Have you ever looked at a modern skyscraper and wondered if the spot it is standing on will still be a city in five thousand years? Most of our modern urban centers are toddlers compared to the real giants of history. Today’s prompt from Daniel is about the five longest continuously inhabited cities in the world, and it really forces you to think about what "permanent" actually means.
It is a massive question, Corn. And honestly, it is one of the most debated topics in archaeology because the record-keeping ten thousand years ago was, well, non-existent. We are relying on carbon dating, soil strata, and broken pottery to piece together a timeline of who stayed where and for how long. By the way, a quick shout-out to Google Gemini 3 Flash for helping us script this deep dive today.

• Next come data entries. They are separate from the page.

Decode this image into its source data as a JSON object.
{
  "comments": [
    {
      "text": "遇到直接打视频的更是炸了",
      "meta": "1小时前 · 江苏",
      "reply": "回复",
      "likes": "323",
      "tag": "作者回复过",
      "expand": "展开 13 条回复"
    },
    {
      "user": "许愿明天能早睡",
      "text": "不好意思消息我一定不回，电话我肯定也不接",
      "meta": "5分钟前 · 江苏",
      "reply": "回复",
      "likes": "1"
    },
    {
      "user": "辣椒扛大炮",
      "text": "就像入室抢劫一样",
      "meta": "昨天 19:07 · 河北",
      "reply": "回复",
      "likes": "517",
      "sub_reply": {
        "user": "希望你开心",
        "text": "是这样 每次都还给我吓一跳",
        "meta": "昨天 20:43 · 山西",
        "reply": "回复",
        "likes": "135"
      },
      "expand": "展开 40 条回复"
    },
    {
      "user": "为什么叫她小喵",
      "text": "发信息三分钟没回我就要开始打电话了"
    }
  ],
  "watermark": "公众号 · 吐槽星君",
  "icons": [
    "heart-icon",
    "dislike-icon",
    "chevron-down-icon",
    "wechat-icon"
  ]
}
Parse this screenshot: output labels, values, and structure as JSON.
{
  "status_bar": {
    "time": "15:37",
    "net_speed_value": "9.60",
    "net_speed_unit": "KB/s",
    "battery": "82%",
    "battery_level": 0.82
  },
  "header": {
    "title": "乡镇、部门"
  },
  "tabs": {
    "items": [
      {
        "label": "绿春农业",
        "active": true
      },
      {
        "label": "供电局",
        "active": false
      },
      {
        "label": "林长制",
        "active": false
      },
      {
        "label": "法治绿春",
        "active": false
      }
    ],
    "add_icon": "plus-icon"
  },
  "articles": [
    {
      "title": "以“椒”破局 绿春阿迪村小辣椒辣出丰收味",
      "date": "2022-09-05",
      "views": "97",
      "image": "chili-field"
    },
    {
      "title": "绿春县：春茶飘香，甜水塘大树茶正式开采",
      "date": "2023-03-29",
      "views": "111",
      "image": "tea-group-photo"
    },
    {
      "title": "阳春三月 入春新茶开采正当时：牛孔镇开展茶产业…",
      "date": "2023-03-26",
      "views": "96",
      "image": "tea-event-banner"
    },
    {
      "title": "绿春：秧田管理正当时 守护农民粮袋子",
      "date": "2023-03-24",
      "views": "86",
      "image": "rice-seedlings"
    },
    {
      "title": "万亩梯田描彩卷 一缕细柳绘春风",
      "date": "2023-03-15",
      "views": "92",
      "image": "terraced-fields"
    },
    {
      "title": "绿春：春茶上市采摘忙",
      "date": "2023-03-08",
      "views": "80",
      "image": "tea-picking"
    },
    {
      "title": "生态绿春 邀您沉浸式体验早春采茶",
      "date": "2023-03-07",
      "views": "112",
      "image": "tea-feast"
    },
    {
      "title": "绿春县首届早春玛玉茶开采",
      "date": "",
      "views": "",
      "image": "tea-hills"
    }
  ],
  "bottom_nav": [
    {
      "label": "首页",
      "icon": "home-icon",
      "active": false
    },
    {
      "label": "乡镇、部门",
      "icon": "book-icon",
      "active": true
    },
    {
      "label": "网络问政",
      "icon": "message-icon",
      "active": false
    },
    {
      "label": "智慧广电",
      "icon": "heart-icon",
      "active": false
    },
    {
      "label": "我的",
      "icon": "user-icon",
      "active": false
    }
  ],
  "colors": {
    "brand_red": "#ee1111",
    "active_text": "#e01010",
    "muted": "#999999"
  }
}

I like that we are using cutting-edge AI to talk about cities that were old when the Pyramids were just a drawing on a piece of papyrus. But before we get into the list, Herman Poppleberry, we need to be clear about the rules. What counts as "continuously inhabited"? Because if everyone leaves for a hundred years during a plague and then comes back, does the clock reset?
That is exactly the point of contention. Most historians define it as a settlement that has never been fully abandoned. There might be a massacre, a fire, or a drought that thins the population out, but as long as there is a heartbeat in the city—as long as someone is still living in those houses or trading in those streets—it counts. It is the difference between a city like Troy, which was destroyed and left as a ruin for centuries, and a city like Damascus, where people have been waking up and going to work every single day for thousands of years.
It is like the Ship of Theseus, but with mud bricks and drainage systems. If you replace every person and every building over ten millennia, is it still the same city?
In a cultural and geographic sense, yes. These places survive because they are sitting on top of something indispensable. Usually, it is water or a mountain pass that makes trade unavoidable. You can burn the buildings, but you cannot move the spring or the mountain.
Alright, let's start the countdown. If we are looking at the oldest, we have to start with the heavyweight champion of the West Bank. Number five on most lists, though arguably number one depending on how you define "city," is Jericho.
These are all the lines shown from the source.